I am looking at a condo in a resort area that has the potential to be a good deal with the right occupancy rate. I’ve confirmed the nightly rate, which averages out to be $135 per night. This has been confirmed by multiple sources (AirDNA, Mashvisor, Evolve, looking at comps). However, I’m getting all sorts of numbers in regards to the occupancy! I called Evolve to see if they would quote me their numbers, and they said that occupancy at their properties in this area are 30 to 40%. When I looked at the spreadsheet from Mashvisor, that also came out to around 40% on average. AirDNA estimates 56%.
I need a total revenue of about $25,000 for this deal to be worth my time - in other words, if we are using the $135 average, I need it to come in at about 54% occupancy. The comps that I pulled on AirDNA are supposedly making $25,000 at the low end, and some that are more updated/better designed are making quite a bit more. I noticed that these particular comps weren’t listed on the spreadsheet provided by Mashvisor.
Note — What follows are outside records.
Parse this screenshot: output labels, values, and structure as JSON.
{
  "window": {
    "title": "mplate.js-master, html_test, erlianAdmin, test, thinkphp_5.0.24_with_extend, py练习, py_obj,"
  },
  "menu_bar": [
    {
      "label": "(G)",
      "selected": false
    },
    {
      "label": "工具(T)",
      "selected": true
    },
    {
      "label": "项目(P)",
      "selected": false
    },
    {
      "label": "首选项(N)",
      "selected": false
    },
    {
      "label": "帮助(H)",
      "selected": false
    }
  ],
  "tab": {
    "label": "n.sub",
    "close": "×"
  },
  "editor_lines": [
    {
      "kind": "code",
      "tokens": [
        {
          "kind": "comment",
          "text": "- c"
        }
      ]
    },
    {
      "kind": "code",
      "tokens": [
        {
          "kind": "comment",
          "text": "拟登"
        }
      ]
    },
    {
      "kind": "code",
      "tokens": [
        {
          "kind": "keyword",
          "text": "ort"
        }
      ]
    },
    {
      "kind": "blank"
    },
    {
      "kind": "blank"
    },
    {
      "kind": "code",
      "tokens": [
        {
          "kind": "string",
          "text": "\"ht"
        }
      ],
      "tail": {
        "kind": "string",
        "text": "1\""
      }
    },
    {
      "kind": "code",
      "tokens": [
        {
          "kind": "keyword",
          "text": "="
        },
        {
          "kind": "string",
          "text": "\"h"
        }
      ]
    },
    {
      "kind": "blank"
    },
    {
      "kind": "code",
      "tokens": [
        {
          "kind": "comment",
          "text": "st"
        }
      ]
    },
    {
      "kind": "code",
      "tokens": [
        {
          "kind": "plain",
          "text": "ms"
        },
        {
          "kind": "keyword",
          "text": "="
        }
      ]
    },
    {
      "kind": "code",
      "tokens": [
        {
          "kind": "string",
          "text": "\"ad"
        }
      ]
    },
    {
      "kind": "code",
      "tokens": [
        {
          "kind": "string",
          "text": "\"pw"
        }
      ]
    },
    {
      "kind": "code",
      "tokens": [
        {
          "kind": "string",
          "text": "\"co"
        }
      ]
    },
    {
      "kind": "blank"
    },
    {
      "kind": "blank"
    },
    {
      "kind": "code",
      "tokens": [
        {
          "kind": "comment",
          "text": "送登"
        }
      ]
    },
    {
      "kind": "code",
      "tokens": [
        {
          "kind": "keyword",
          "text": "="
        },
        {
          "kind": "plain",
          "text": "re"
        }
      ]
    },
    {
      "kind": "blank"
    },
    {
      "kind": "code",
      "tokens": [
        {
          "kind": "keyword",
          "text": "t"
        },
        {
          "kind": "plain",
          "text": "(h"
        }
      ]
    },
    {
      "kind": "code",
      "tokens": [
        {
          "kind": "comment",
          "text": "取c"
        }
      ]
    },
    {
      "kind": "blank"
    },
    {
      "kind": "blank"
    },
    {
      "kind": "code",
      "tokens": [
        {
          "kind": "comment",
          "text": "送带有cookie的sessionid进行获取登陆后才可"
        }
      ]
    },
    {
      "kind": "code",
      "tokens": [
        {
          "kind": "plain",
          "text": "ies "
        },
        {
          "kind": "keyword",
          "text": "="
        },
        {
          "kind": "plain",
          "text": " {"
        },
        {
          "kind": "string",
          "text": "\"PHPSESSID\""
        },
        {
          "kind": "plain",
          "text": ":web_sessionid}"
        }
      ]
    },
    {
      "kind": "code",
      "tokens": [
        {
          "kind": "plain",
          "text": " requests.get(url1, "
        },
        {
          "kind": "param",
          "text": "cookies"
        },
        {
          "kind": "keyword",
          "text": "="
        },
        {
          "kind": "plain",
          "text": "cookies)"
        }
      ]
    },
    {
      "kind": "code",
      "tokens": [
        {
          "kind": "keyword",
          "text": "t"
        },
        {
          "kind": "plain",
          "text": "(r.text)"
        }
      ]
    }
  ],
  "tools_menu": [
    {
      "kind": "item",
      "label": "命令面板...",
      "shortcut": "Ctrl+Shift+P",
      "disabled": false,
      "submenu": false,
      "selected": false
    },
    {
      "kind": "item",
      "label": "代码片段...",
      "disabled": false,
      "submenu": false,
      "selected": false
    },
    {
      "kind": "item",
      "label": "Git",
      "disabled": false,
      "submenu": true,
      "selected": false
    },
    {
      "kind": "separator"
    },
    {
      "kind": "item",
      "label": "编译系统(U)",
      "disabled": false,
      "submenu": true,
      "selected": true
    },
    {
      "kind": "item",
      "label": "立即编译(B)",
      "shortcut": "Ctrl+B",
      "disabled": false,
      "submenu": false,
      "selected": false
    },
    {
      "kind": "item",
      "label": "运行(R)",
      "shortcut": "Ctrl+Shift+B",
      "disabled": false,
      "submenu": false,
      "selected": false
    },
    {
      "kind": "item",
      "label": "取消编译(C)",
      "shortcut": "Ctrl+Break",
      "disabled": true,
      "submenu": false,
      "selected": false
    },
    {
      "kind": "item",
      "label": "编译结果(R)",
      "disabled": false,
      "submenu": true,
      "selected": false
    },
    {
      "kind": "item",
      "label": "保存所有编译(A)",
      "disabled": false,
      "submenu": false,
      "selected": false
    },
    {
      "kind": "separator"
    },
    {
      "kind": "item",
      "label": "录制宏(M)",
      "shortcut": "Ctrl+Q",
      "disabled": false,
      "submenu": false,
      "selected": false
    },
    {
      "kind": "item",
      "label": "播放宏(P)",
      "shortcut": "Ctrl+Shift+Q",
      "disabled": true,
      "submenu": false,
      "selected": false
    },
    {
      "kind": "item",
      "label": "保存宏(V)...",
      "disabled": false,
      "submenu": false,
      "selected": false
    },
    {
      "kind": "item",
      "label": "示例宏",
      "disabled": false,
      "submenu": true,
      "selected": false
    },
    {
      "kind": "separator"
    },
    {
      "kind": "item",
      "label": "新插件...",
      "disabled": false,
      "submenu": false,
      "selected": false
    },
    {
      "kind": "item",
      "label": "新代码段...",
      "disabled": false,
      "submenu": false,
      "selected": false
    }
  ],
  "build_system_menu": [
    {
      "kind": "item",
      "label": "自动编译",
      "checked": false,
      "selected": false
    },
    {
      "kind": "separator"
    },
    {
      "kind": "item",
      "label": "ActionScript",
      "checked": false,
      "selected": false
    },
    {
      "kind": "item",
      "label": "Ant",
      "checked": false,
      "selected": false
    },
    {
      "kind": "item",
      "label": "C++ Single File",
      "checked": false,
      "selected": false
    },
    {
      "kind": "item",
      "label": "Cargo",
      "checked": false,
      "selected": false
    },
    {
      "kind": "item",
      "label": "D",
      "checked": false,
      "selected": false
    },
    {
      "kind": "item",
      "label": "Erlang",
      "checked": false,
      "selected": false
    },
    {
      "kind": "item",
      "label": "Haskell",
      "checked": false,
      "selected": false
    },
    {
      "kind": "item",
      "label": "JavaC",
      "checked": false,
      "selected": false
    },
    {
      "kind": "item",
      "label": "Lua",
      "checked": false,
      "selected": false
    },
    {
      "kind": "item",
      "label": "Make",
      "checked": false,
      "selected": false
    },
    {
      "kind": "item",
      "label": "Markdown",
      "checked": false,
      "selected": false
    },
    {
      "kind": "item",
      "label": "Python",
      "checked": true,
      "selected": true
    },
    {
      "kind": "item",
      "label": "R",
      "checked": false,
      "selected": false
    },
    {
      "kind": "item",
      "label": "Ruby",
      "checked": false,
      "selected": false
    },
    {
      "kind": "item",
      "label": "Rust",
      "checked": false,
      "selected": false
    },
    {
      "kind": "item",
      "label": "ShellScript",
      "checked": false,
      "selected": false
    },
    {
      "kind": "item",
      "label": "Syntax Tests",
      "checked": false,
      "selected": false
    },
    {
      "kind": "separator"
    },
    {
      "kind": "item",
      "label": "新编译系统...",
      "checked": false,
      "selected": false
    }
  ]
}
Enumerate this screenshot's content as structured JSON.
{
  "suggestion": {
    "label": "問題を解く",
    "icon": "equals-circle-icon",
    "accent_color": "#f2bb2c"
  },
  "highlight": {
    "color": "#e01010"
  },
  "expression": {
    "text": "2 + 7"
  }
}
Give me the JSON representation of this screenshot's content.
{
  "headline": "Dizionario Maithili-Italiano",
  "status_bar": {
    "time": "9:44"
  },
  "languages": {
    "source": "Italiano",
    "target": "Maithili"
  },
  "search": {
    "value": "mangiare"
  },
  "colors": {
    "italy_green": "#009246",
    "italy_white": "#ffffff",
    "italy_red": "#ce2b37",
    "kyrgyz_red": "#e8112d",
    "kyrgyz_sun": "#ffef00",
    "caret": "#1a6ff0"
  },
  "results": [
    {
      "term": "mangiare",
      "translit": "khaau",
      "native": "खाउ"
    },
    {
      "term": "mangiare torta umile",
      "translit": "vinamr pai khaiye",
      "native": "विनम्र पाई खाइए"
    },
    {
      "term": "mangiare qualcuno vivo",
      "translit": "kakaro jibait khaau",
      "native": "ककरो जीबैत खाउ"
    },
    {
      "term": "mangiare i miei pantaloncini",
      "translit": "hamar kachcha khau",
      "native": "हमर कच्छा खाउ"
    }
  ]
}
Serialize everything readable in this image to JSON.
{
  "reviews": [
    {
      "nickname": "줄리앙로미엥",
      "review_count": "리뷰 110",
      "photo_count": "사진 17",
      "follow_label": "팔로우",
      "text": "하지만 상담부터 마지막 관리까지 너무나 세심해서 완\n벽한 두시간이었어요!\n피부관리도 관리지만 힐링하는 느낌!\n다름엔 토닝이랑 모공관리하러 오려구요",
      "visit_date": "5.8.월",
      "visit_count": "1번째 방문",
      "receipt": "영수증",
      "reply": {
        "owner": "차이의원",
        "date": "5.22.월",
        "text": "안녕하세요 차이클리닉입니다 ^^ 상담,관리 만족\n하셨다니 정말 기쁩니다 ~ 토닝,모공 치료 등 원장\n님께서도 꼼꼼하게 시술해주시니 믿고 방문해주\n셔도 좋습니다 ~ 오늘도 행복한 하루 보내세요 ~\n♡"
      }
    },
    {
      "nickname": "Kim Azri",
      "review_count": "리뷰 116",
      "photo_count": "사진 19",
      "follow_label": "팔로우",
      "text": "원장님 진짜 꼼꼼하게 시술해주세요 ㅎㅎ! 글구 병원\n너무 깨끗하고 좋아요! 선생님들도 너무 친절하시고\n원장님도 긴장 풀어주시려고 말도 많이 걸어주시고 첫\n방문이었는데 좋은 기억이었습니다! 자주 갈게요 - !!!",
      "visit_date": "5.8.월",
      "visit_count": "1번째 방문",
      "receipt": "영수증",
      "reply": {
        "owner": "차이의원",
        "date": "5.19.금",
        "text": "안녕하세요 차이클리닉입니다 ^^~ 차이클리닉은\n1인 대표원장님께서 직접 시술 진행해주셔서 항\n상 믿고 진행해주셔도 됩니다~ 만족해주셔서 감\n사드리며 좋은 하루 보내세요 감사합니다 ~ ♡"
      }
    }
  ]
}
So now I’m confused and frustrated because this completely makes or breaks the deal. What data points should I be trusting here? On the one hand, I feel like it’s safest to be conservative and assume that if I can’t make the numbers work at 40%, then the deal is dead. But on the other hand, if AirDNA is correct, then I’m missing out on a great opportunity due to cold feet. Any advice? What would you do?